I was convinced to set up a time to see him, and I promise you, if you’ve ever had thoughts like those above, that it will be worth your time to set up an appointment to see a professional. Dr. Asp was able to identify the fact that I wanted to hit the standard because I didn’t want to disappoint the individuals I had told about my goal or the family that were coming up to watch me. We talked through this together and came to the conclusion that thinking that way was not going to help propel me through pain during the last 10k of the race.

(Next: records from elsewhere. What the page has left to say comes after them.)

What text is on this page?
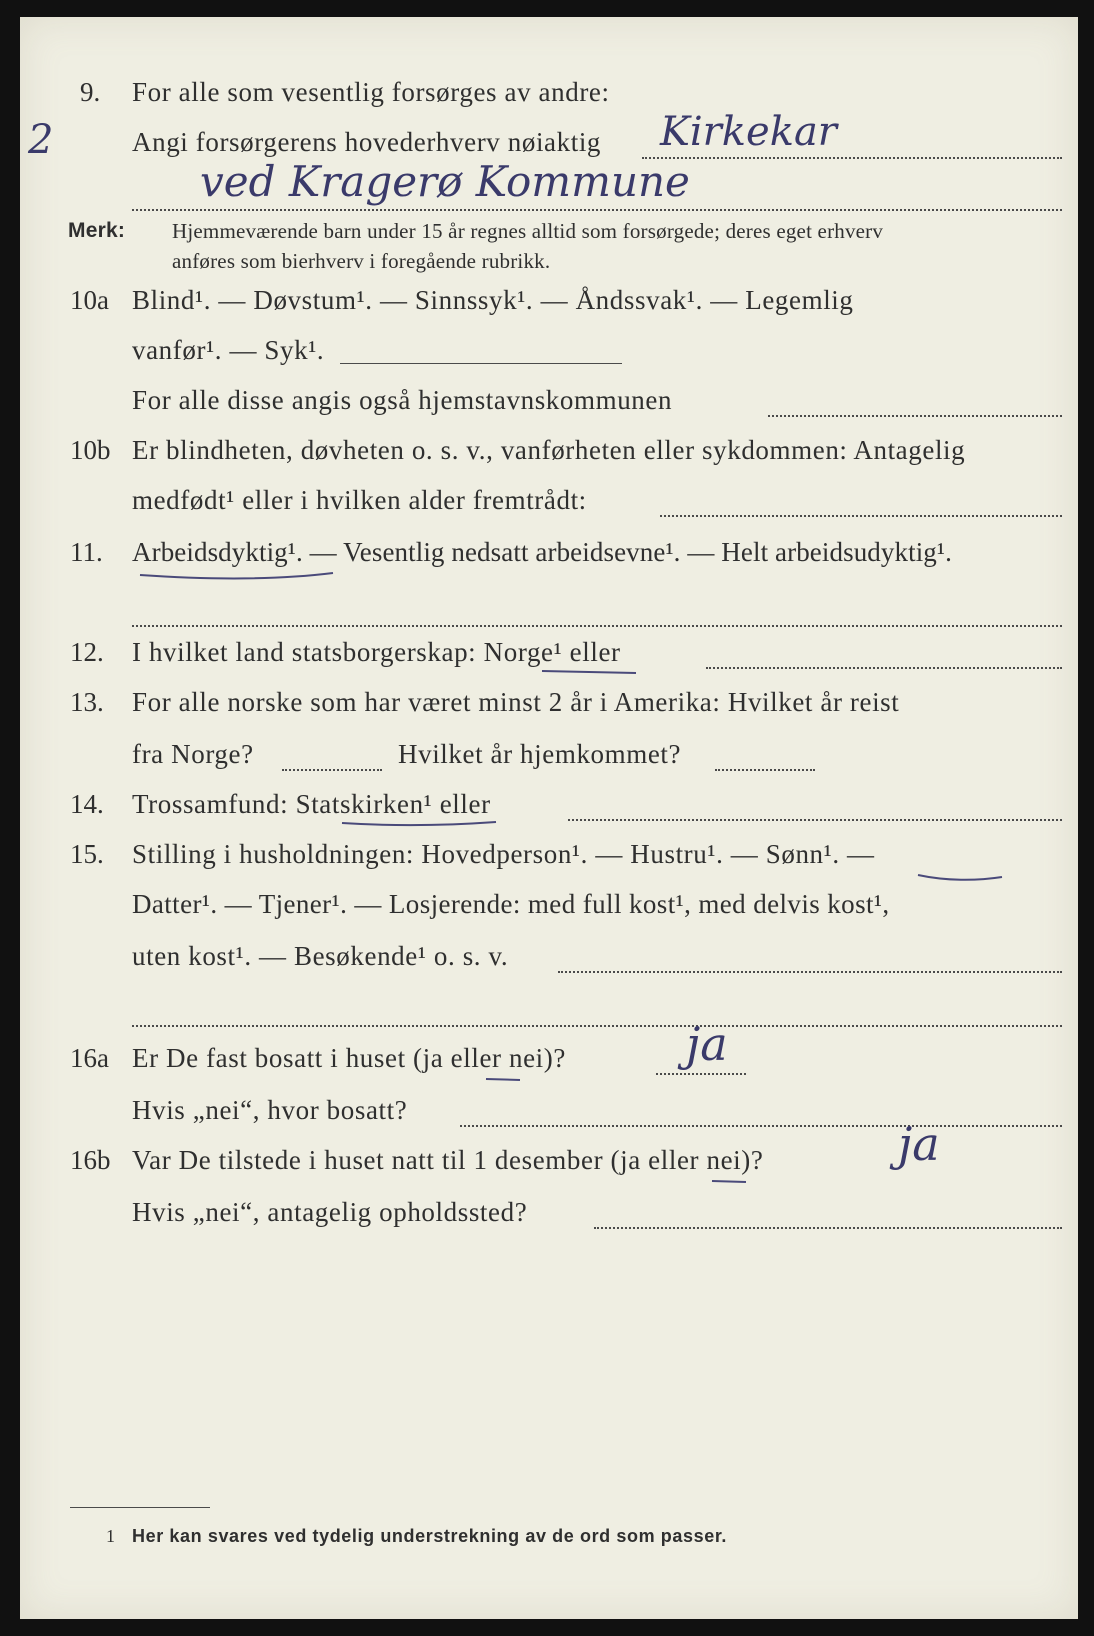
9. For alle som vesentlig forsørges av andre:
2	Angi forsørgerens hovederhverv nøiaktig Kirkekar
ved Kragerø Kommune
Merk: Hjemmeværende barn under 15 år regnes alltid som forsørgede; deres eget erhverv
anføres som bierhverv i foregående rubrikk.
10a Blind¹. — Døvstum¹. — Sinnssyk¹. — Åndssvak¹. — Legemlig
vanfør¹. — Syk¹.
For alle disse angis også hjemstavnskommunen
10b Er blindheten, døvheten o. s. v., vanførheten eller sykdommen: Antagelig
medfødt¹ eller i hvilken alder fremtrådt:
11. Arbeidsdyktig¹. — Vesentlig nedsatt arbeidsevne¹. — Helt arbeidsudyktig¹.
12. I hvilket land statsborgerskap: Norge¹ eller
13. For alle norske som har været minst 2 år i Amerika: Hvilket år reist
fra Norge?	Hvilket år hjemkommet?
14. Trossamfund: Statskirken¹ eller
15. Stilling i husholdningen: Hovedperson¹. — Hustru¹. — Sønn¹. —
Datter¹. — Tjener¹. — Losjerende: med full kost¹, med delvis kost¹,
uten kost¹. — Besøkende¹ o. s. v.
16a Er De fast bosatt i huset (ja eller nei)?	ja
Hvis „nei“, hvor bosatt?
16b Var De tilstede i huset natt til 1 desember (ja eller nei)?	ja
Hvis „nei“, antagelig opholdssted?
1 Her kan svares ved tydelig understrekning av de ord som passer.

Instead, he encouraged me to focus on my effort during the race (full effort = full victory!) and the reasons I was racing (I love to run and love to prove myself). He made a race prep CD for me that I listened to for two weeks before the marathon.

I can’t tell you how much his mental coaching and CD helped me. I ended up racing well under the Olympic Trials standard, 2:44:46, in a race that I still consider to be one of the easiest I’ve ever run. Mentally, I was confident and patient. I embraced pain better than I ever have in a race. It was almost a surreal experience, even.

For anyone that hasn’t set really high goals or focused on their mental preparations before a focus race, I wholeheartedly suggest you reach out consider both. Without high goals, you may not push yourself to limits you never thought feasible. A professional might be able to identify holes in your mental preparation and channel your mental energies in better, more beneficial areas. Both goal setting and mental preparation obviously made a huge difference for me in my race-day performance, and I know it could for you as well!